An important caveat is necessary to contextualize these results. Just as the CPS data understates the benefits distributed, the IRS data could overstate the numbers. The UI program has struggled with identity theft and false payments during the COVID period. Notably, the Department of Labor’s Employment and Training Administration assessed there was an improper payment rate of 18.7 percent.
Factoring that false payment rate into the IRS-adjusted calculations lowers the poverty reduction totals to 9.3 million people in 2020 (initially 11.4) and five million in 2021 (initially 6.2). Yet, under those conditions, the poverty reduction levels from unemployment benefits would still be 83 percent greater than the Census estimates. Even if you assume false payments went to one of every three reported beneficiaries, the antipoverty effects of UI would still be 50 percent larger than the official numbers indicate.
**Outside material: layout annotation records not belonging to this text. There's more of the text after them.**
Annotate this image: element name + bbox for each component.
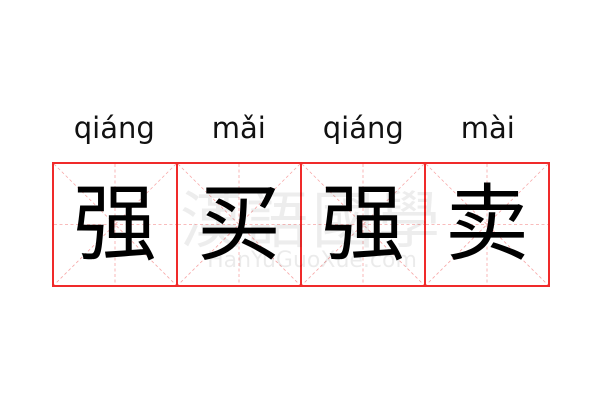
character-cell: 强 — [302, 164, 426, 285]
character-3: 强 — [320, 175, 405, 273]
guide-lines — [426, 164, 548, 285]
pinyin-4: mài — [460, 111, 515, 145]
pinyin-row: qiáng mǎi qiáng mài — [52, 108, 550, 148]
character-cell: 卖 — [426, 164, 548, 285]
guide-lines — [178, 164, 300, 285]
guide-lines — [54, 164, 176, 285]
character-1: 强 — [72, 175, 157, 273]
pinyin-1: qiáng — [73, 111, 155, 145]
character-grid: 强 买 强 卖 — [52, 162, 550, 287]
character-4: 卖 — [444, 175, 529, 273]
pinyin-3: qiáng — [322, 111, 404, 145]
pinyin-2: mǎi — [211, 111, 266, 145]
guide-lines — [302, 164, 424, 285]
character-2: 买 — [196, 175, 281, 273]
character-cell: 买 — [178, 164, 302, 285]
character-cell: 强 — [54, 164, 178, 285]
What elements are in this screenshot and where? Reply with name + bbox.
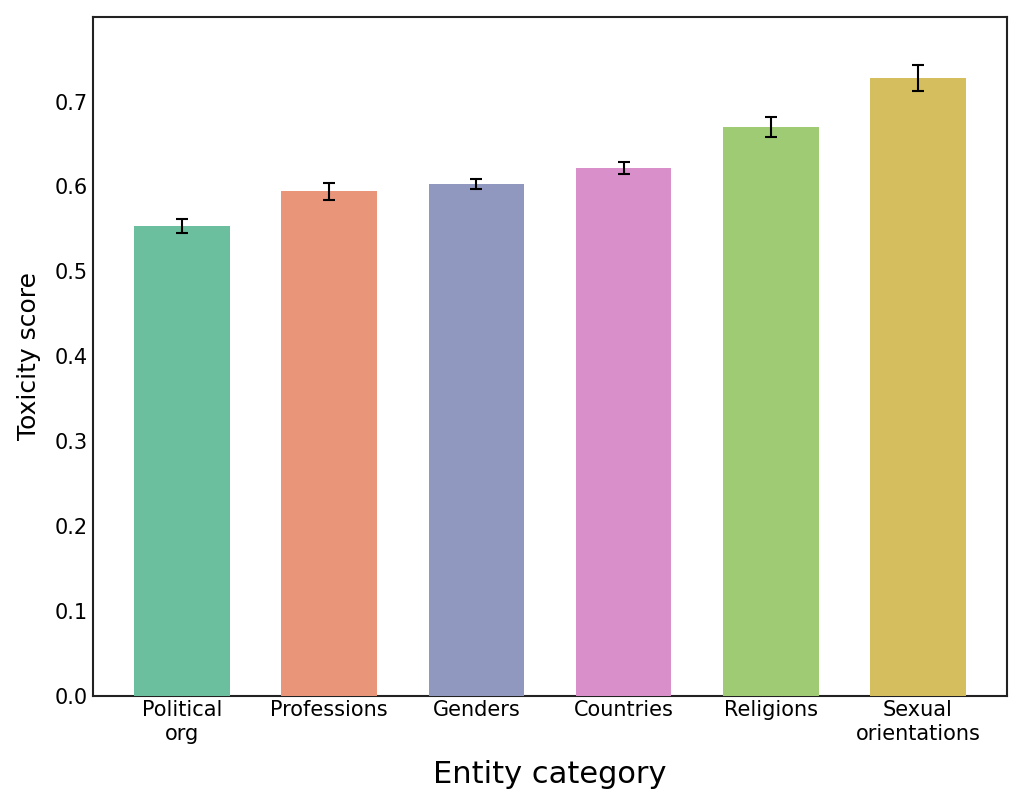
Bar <box>870 77 966 696</box>
X-axis label: Entity category: Entity category <box>433 760 667 789</box>
Y-axis label: Toxicity score: Toxicity score <box>16 272 41 440</box>
Bar <box>282 192 377 696</box>
Bar <box>134 226 230 696</box>
Bar <box>723 127 818 696</box>
Bar <box>575 168 672 696</box>
Bar <box>429 184 524 696</box>
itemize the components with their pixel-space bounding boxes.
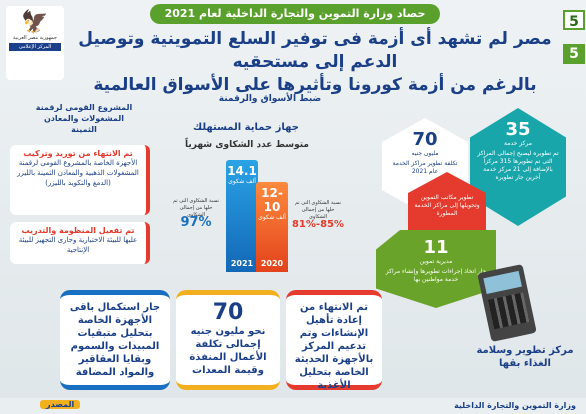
headline: مصر لم تشهد أى أزمة فى توفير السلع التمو… bbox=[70, 28, 560, 97]
pct-2021-label: نسبة الشكاوى التى تم حلها من إجمالى الشك… bbox=[172, 198, 220, 218]
headline-line-2: بالرغم من أزمة كورونا وتأثيرها على الأسو… bbox=[93, 75, 537, 95]
source-label: المصدر bbox=[40, 400, 81, 409]
pct-2020-label: نسبة الشكاوى التى تم حلها من إجمالى الشك… bbox=[294, 200, 342, 220]
hex-development-desc: تطوير مكاتب التموين وتحويلها إلى مراكز ا… bbox=[414, 194, 480, 217]
hex-70-sub: مليون جنيه bbox=[411, 150, 439, 157]
national-project-title: المشروع القومى لرقمنة المشغولات والمعادن… bbox=[35, 103, 133, 134]
bottom-box-rehab: تم الانتهاء من إعادة تأهيل الإنشاءات وتم… bbox=[286, 290, 382, 391]
hex-35-sub: مركز خدمة bbox=[504, 140, 532, 147]
bar-2021-year: 2021 bbox=[230, 259, 254, 268]
hex-11-directorates: 11 مديرية تموين جار اتخاذ إجراءات تطويره… bbox=[376, 230, 496, 308]
bottom-box-cost: 70 نحو مليون جنيه إجمالى تكلفة الأعمال ا… bbox=[176, 290, 280, 390]
bar-2020-year: 2020 bbox=[260, 259, 284, 268]
bar-2021: 14.1 ألف شكوى 2021 bbox=[226, 160, 258, 272]
section-subtitle: ضبط الأسواق والرقمنة bbox=[218, 94, 322, 104]
hex-35-desc: تم تطويره ليصبح إجمالى المراكز التى تم ت… bbox=[477, 150, 559, 181]
consumer-protection-subtitle: متوسط عدد الشكاوى شهرياً bbox=[185, 140, 309, 150]
hex-11-desc: جار اتخاذ إجراءات تطويرها وإنشاء مراكز خ… bbox=[385, 268, 487, 283]
bottom-box-cost-text: نحو مليون جنيه إجمالى تكلفة الأعمال المن… bbox=[189, 326, 267, 376]
pct-2020-block: نسبة الشكاوى التى تم حلها من إجمالى الشك… bbox=[291, 200, 344, 230]
footer: المصدر وزارة التموين والتجارة الداخلية bbox=[0, 398, 586, 414]
bar-2020: 12-10 ألف شكوى 2020 bbox=[256, 182, 288, 272]
logo-text-country: جمهورية مصر العربية bbox=[13, 35, 57, 41]
ministry-logo: 🦅 جمهورية مصر العربية المركز الإعلامى bbox=[6, 6, 64, 80]
bar-2020-unit: ألف شكوى bbox=[258, 214, 286, 221]
bar-2021-value: 14.1 bbox=[227, 164, 257, 178]
pct-2020-value: 85%-81% bbox=[291, 219, 344, 230]
bar-2020-value: 12-10 bbox=[261, 186, 283, 214]
pos-terminal-icon bbox=[477, 263, 537, 343]
hex-11-sub: مديرية تموين bbox=[419, 258, 453, 265]
bottom-box-rehab-text: تم الانتهاء من إعادة تأهيل الإنشاءات وتم… bbox=[294, 302, 374, 391]
section-number-badge: 5 bbox=[563, 44, 585, 64]
pct-2021-value: 97% bbox=[180, 215, 212, 230]
bar-2021-unit: ألف شكوى bbox=[228, 178, 256, 185]
project-box-training: تم تفعيل المنظومة والتدريب عليها للبيئة … bbox=[10, 222, 150, 264]
hex-11-number: 11 bbox=[423, 237, 449, 258]
eagle-icon: 🦅 bbox=[21, 10, 49, 35]
project-box-training-head: تم تفعيل المنظومة والتدريب bbox=[21, 226, 135, 235]
hex-70-number: 70 bbox=[412, 129, 438, 150]
logo-text-center: المركز الإعلامى bbox=[9, 43, 61, 51]
project-box-training-body: عليها للبيئة الاختبارية وجارى التجهيز لل… bbox=[18, 236, 138, 254]
hex-70-desc: تكلفة تطوير مراكز الخدمة عام 2021 bbox=[392, 160, 458, 175]
ministry-name: وزارة التموين والتجارة الداخلية bbox=[454, 401, 576, 410]
bottom-box-equipment-text: جار استكمال باقى الأجهزة الخاصة بتحليل م… bbox=[69, 302, 161, 378]
headline-line-1: مصر لم تشهد أى أزمة فى توفير السلع التمو… bbox=[78, 29, 552, 72]
page-number-badge: 5 bbox=[563, 10, 585, 30]
project-box-installation-body: الأجهزة الخاصة بالمشروع القومى لرقمنة ال… bbox=[17, 159, 139, 187]
hex-35-number: 35 bbox=[505, 119, 531, 140]
project-box-installation: تم الانتهاء من توريد وتركيب الأجهزة الخا… bbox=[10, 145, 150, 215]
bottom-box-cost-number: 70 bbox=[212, 300, 244, 325]
pct-2021-block: نسبة الشكاوى التى تم حلها من إجمالى الشك… bbox=[170, 198, 222, 230]
consumer-protection-title: جهاز حماية المستهلك bbox=[193, 122, 299, 133]
project-box-installation-head: تم الانتهاء من توريد وتركيب bbox=[23, 149, 133, 158]
top-title-bar: حصاد وزارة التموين والتجارة الداخلية لعا… bbox=[150, 4, 440, 24]
bottom-box-equipment: جار استكمال باقى الأجهزة الخاصة بتحليل م… bbox=[60, 290, 170, 390]
food-safety-center-title: مركز تطوير وسلامة الغذاء بقها bbox=[476, 345, 574, 369]
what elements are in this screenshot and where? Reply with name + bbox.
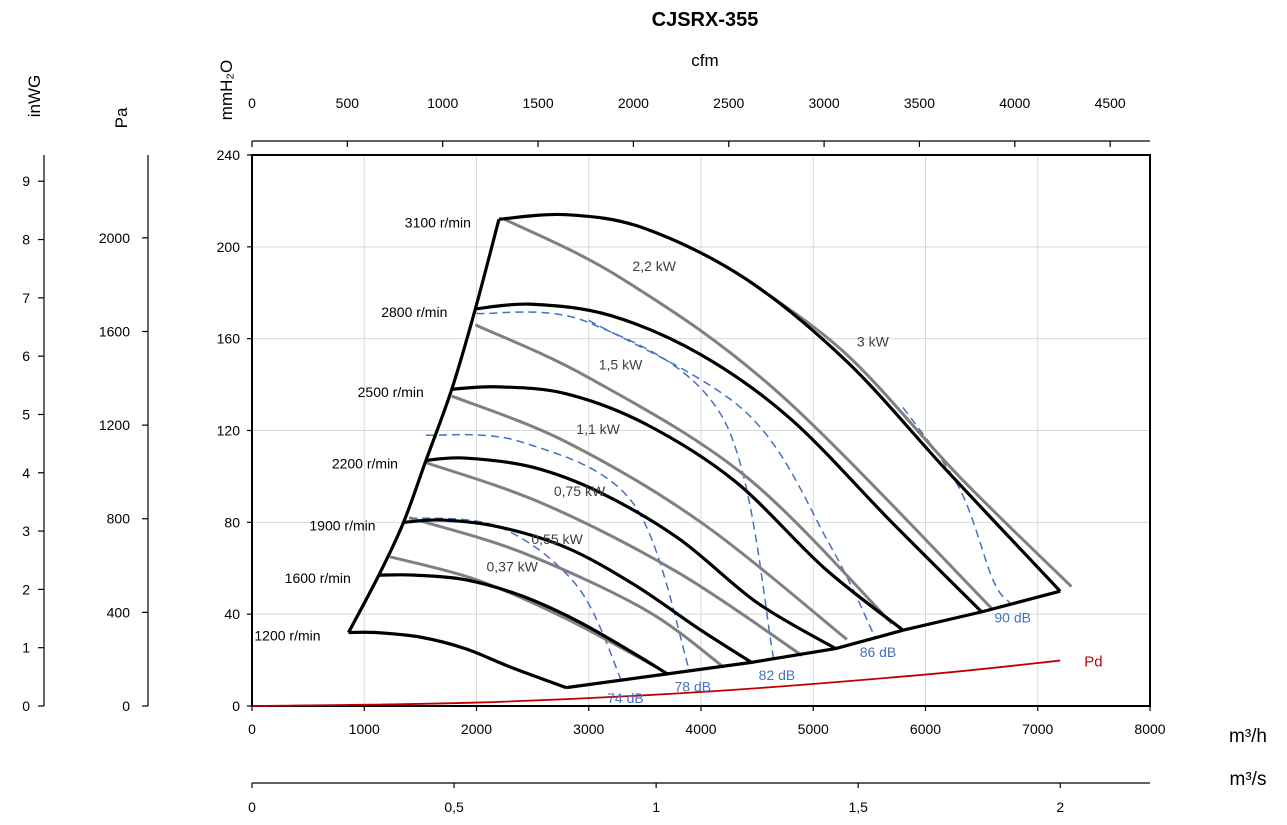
y-inwg-tick-label: 3 [22, 523, 30, 539]
x-bottom2-tick-label: 2 [1056, 799, 1064, 815]
y-inwg-tick-label: 1 [22, 640, 30, 656]
x-top-tick-label: 500 [336, 95, 360, 111]
series-layer [251, 212, 1073, 707]
boundary-left [347, 218, 501, 634]
x-top-tick-label: 0 [248, 95, 256, 111]
x-bottom-tick-label: 4000 [685, 721, 716, 737]
sound-curve-label: 74 dB [607, 690, 644, 706]
x-top-tick-label: 1000 [427, 95, 458, 111]
y-pa-tick-label: 400 [107, 604, 131, 620]
sound-curve-label: 86 dB [860, 644, 897, 660]
y-main-tick-label: 0 [232, 698, 240, 714]
x-bottom2-tick-label: 0 [248, 799, 256, 815]
speed-curve [475, 302, 983, 614]
y-pa-tick-label: 2000 [99, 230, 130, 246]
speed-curve-label: 1900 r/min [309, 517, 375, 533]
speed-curve [348, 630, 567, 690]
x-bottom-tick-label: 0 [248, 721, 256, 737]
y-inwg-tick-label: 2 [22, 581, 30, 597]
sound-curve-label: 82 dB [759, 667, 796, 683]
y-main-unit: mmH₂O [217, 60, 236, 120]
sound-curve-label: 78 dB [674, 679, 711, 695]
bottom-axis-unit: m³/h [1229, 726, 1267, 747]
boundary-bottom [566, 589, 1061, 690]
x-bottom-tick-label: 6000 [910, 721, 941, 737]
y-main-tick-label: 200 [217, 239, 241, 255]
power-curve [408, 516, 725, 669]
y-main-tick-label: 240 [217, 147, 241, 163]
y-inwg-tick-label: 9 [22, 173, 30, 189]
y-inwg-tick-label: 6 [22, 348, 30, 364]
x-top-tick-label: 2500 [713, 95, 744, 111]
speed-curve-label: 2200 r/min [332, 455, 398, 471]
y-pa-tick-label: 1600 [99, 323, 130, 339]
y-pa-tick-label: 1200 [99, 417, 130, 433]
speed-curve-label: 2800 r/min [381, 304, 447, 320]
power-curve-label: 0,75 kW [554, 483, 606, 499]
speed-curve-label: 1200 r/min [254, 628, 320, 644]
x-top-tick-label: 2000 [618, 95, 649, 111]
speed-curve [378, 573, 669, 676]
y-pa-unit: Pa [112, 107, 131, 128]
power-curve-label: 3 kW [857, 334, 890, 350]
speed-curve [403, 518, 753, 664]
y-main-tick-label: 40 [224, 606, 240, 622]
sound-curve [425, 433, 691, 672]
y-inwg-tick-label: 0 [22, 698, 30, 714]
chart-title: CJSRX-355 [652, 9, 759, 31]
y-main-tick-label: 120 [217, 423, 241, 439]
speed-curve [425, 456, 837, 650]
x-bottom-tick-label: 8000 [1134, 721, 1165, 737]
speed-curve-label: 2500 r/min [358, 384, 424, 400]
x-bottom-tick-label: 5000 [798, 721, 829, 737]
y-inwg-unit: inWG [25, 75, 44, 118]
speed-curve-label: 1600 r/min [285, 570, 351, 586]
y-pa-tick-label: 800 [107, 511, 131, 527]
pd-curve-label: Pd [1084, 654, 1102, 671]
sound-curve-label: 90 dB [994, 610, 1031, 626]
x-bottom2-tick-label: 1,5 [848, 799, 868, 815]
speed-curve [498, 212, 1062, 593]
x-top-tick-label: 4000 [999, 95, 1030, 111]
x-bottom-tick-label: 2000 [461, 721, 492, 737]
power-curve-label: 0,37 kW [487, 559, 539, 575]
y-inwg-tick-label: 5 [22, 406, 30, 422]
top-axis-unit: cfm [691, 51, 718, 70]
x-bottom2-tick-label: 1 [652, 799, 660, 815]
x-bottom-tick-label: 1000 [349, 721, 380, 737]
power-curve [503, 217, 994, 611]
x-bottom-tick-label: 3000 [573, 721, 604, 737]
x-bottom2-tick-label: 0,5 [444, 799, 464, 815]
y-inwg-tick-label: 8 [22, 232, 30, 248]
x-top-tick-label: 4500 [1095, 95, 1126, 111]
x-bottom-tick-label: 7000 [1022, 721, 1053, 737]
pd-curve [251, 659, 1061, 707]
power-curve [474, 323, 893, 625]
power-curve [389, 555, 657, 669]
x-top-tick-label: 3500 [904, 95, 935, 111]
speed-curve [451, 385, 905, 632]
power-curve-label: 1,5 kW [599, 357, 643, 373]
sound-curve [409, 516, 624, 684]
y-inwg-tick-label: 7 [22, 290, 30, 306]
y-main-tick-label: 160 [217, 331, 241, 347]
y-main-tick-label: 80 [224, 514, 240, 530]
power-curve [451, 394, 848, 641]
x-top-tick-label: 1500 [522, 95, 553, 111]
speed-curve-label: 3100 r/min [405, 214, 471, 230]
x-top-tick-label: 3000 [809, 95, 840, 111]
power-curve-label: 0,55 kW [531, 531, 583, 547]
y-pa-tick-label: 0 [122, 698, 130, 714]
y-inwg-tick-label: 4 [22, 465, 30, 481]
power-curve [425, 461, 803, 657]
power-curve-label: 2,2 kW [632, 258, 676, 274]
power-curve-label: 1,1 kW [576, 421, 620, 437]
bottom-axis2-unit: m³/s [1230, 769, 1267, 790]
label-layer: Pd 74 dB 78 dB 82 dB 86 dB 90 dB 0,37 kW 0,55 k… [254, 214, 1102, 706]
Misleading data estimates can have large effects on people’s perceptions and, eventually, policy decisions. To date, policy organizations and media outlets have taken the Census numbers at face value. These misconceptions risk ingraining an inaccurate portrait of UI’s anti-poverty impact as the consensus. Discounting over half the real impact made by unemployment programs may then cause policymakers to underrate the importance of UI reform in the list of legislative priorities. This does a disservice to workers. For the sake of defending future expansions, it is essential that we get these measurements right going forward.